Никому не сиделось дома, все высыпали на главную улицу местечка и, не задерживаясь на тротуарах, разбрелись по мостовой; все слонялись, шатались, околачивались без дела, судили и рядили, с нетерпением и интересом ожидая поезда — то бишь, дилижансов, так как близился час их прибытия; шесть больших почтовых карет должны были с минуты на минуту прийти из Женевы, и жителям местечка было во многих отношениях валено узнать, сколько приедет народу и какого. Такой оживленной деревенской улицы мы еще не видели на континенте.
Гостиница стояла у бурливого ручья, и его музыкальный рокот далеко разносился в воздухе; в темноте мы не видели ручья, но и по звуку угадывали, где он протекает. Перед гостиницей раскинулся просторный, обнесенный оградой двор, и на нем в этот час кучками толпились жители деревни: кого привлекло сюда просто желание встретить дилижансы, а кого и надежда наняться на завтра в проводники к приезжим экскурсантам. Тут же во дворе стоял телескоп, обращенный своей огромной трубой к сверкающей в небе вечерней звезде. На длинной террасе гостиницы расположились туристы; кутаясь в плащи и пледы, они посиживали под нависающей громадой Монблана и судачили или предавались размышлениям.

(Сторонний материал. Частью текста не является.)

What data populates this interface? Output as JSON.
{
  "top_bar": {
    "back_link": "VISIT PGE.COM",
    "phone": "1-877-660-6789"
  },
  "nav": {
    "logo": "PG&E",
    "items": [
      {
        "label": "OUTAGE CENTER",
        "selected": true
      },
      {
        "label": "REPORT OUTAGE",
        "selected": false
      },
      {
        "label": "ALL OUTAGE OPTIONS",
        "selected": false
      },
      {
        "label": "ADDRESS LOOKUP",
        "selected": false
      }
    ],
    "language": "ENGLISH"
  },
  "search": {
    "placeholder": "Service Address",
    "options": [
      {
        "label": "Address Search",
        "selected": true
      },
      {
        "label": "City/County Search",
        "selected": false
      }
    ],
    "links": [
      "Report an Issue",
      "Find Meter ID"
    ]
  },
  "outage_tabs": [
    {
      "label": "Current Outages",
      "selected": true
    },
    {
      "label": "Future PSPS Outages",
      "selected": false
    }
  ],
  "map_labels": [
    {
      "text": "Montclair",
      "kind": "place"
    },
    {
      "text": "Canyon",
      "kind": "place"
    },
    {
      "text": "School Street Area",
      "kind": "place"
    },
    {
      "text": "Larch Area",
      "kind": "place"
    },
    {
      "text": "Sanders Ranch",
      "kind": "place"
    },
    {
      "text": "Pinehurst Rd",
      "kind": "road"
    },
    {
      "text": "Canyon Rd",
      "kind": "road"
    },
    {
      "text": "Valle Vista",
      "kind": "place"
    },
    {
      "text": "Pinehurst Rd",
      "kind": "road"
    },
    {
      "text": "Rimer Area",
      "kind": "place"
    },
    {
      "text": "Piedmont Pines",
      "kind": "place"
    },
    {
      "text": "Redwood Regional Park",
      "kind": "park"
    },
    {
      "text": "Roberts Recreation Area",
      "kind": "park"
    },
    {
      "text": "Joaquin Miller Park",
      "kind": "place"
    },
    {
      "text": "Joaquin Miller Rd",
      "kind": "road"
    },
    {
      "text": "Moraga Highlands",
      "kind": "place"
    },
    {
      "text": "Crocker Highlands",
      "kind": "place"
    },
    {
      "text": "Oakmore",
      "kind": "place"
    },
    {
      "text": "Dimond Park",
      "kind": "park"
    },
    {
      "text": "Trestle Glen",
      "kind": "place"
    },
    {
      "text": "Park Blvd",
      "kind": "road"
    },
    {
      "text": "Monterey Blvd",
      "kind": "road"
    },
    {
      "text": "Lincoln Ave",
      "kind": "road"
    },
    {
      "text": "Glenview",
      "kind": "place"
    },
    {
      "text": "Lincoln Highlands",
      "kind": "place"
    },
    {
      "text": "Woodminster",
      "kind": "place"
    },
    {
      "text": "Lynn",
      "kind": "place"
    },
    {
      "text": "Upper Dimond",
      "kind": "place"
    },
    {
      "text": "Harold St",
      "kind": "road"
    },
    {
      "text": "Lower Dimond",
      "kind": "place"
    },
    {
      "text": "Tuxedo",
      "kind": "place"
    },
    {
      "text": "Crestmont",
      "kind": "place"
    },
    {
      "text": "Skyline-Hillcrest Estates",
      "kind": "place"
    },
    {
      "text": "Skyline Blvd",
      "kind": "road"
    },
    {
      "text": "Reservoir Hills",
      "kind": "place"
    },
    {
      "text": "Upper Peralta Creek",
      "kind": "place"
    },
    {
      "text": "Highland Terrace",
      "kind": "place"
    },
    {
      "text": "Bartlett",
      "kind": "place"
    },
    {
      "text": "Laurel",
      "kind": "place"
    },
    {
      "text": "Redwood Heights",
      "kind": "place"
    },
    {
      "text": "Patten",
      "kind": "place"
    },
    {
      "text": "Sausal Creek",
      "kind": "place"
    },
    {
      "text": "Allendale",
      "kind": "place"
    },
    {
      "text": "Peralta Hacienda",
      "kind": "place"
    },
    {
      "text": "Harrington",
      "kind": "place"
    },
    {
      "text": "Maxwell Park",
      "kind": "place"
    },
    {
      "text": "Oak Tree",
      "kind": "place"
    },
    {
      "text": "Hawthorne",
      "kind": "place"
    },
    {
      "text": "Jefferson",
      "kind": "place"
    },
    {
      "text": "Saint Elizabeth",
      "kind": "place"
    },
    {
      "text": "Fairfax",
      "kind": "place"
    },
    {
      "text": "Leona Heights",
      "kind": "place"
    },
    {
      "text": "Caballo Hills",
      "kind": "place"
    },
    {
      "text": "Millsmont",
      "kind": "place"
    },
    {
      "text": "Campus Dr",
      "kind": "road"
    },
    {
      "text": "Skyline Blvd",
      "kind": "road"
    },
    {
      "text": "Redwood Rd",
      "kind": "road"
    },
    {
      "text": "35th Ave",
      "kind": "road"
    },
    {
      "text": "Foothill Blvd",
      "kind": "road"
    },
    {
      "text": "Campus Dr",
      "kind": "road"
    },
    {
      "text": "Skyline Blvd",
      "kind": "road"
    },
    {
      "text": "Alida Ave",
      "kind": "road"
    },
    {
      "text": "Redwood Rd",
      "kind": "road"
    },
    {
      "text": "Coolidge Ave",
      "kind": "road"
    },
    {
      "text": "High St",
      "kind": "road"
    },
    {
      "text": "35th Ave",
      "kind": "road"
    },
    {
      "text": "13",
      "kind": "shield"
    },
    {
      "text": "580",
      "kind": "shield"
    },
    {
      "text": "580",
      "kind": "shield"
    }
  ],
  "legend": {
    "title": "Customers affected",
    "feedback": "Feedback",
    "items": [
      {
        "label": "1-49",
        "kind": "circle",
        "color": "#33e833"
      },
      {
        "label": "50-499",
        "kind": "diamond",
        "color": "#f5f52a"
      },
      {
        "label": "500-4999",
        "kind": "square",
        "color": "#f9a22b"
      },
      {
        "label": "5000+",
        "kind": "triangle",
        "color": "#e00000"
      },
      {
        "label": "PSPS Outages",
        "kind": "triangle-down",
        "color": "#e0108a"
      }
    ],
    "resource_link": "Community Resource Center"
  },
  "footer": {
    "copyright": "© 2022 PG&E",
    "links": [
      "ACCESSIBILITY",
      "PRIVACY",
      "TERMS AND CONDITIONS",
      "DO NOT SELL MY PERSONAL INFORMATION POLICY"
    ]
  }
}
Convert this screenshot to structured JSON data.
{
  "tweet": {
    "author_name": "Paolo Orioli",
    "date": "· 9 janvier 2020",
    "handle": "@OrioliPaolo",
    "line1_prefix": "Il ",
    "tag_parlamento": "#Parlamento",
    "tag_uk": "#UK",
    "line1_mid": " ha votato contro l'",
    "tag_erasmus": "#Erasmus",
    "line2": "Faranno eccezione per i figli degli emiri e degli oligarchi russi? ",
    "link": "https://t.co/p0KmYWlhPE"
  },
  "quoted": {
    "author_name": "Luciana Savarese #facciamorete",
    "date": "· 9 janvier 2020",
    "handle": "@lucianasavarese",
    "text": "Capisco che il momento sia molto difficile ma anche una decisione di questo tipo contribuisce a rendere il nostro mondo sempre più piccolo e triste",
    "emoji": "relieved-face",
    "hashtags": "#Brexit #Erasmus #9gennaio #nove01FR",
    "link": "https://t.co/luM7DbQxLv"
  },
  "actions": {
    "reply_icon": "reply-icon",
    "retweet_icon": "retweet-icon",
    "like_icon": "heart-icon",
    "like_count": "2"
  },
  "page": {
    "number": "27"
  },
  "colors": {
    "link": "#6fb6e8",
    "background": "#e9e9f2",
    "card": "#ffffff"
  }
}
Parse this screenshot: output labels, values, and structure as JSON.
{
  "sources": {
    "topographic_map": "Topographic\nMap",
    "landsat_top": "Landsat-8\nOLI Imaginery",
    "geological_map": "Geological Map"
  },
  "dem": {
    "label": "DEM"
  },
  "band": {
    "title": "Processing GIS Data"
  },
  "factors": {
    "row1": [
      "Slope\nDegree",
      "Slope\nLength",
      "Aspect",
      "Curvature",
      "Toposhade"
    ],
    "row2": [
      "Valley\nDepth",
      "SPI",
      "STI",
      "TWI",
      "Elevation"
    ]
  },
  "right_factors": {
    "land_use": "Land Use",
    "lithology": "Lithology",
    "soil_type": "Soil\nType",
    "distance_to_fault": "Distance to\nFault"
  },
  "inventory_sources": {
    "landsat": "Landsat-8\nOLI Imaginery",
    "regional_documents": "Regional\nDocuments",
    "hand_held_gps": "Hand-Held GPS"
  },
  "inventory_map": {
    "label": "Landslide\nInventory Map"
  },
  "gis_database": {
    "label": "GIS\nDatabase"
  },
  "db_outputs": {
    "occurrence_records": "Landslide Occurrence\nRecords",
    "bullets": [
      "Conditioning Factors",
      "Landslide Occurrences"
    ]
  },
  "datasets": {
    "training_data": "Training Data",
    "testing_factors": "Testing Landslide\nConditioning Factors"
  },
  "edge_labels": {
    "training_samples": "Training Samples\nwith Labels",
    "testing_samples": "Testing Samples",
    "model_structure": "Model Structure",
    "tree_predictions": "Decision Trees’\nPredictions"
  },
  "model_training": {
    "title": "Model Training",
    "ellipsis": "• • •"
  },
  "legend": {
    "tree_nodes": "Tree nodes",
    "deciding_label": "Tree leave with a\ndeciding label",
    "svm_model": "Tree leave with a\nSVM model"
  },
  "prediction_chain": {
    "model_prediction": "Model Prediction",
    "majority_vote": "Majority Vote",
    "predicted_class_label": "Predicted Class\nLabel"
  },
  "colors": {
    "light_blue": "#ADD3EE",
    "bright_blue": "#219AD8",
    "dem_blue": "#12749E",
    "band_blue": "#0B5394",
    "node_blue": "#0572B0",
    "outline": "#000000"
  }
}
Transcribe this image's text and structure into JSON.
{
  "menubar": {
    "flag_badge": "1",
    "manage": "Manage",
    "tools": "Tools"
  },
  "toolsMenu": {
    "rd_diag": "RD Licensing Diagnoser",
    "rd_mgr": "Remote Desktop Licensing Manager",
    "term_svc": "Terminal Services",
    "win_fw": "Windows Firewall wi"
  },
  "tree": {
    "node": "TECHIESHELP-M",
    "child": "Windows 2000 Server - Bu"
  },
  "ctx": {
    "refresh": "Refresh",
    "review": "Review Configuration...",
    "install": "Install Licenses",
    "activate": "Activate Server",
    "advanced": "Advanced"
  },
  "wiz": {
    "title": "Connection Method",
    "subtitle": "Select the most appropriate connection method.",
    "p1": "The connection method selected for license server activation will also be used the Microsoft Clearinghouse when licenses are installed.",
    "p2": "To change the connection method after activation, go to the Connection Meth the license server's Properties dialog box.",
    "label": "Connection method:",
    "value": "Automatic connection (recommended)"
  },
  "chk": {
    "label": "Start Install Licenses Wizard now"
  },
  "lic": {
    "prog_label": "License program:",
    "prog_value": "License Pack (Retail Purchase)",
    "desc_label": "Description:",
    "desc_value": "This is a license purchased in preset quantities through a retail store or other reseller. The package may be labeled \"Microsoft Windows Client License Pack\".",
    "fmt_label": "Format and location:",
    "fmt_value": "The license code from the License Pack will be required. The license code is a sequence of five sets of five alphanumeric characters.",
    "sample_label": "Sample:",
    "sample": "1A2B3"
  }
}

Никогда я не видел горы в такой обманчивой близости; казалось, до ее широких склонов рукой подать, а ее величественный купол и парившая рядом гроздь изящных минаретов как будто нависали над головой. Ночь спустилась на улицы, и повсюду мерцали фонари; могучие подножья и кряжи гор были одеты глубоким мраком, тогда как их вершины плавали в нежном призрачном сиянии, — собственно, в дневном свете, но было в нем что-то чарующее, не имевшее ничего общего с привычным для нас жестким блеском белого дневного света. В этом сиянии, при всей его силе и яркости, чудилась какая-то неизъяснимая проникновенная нежность. Нет, это был не обычный назойливый прозаический дневной свет, он более подходил бы какой-нибудь заколдованной стране — или небу.
Мне и раньше доводилось наблюдать сочетание лунного и дневного света, но никогда я не видел дневной свет и ночную тьму в таком тесном соседстве. И уж во всяком случае, я впервые наблюдал эту игру освещения на предмете, столь близко расположенном, что контраст становился особенно разительным и как бы объявляющим войну природе.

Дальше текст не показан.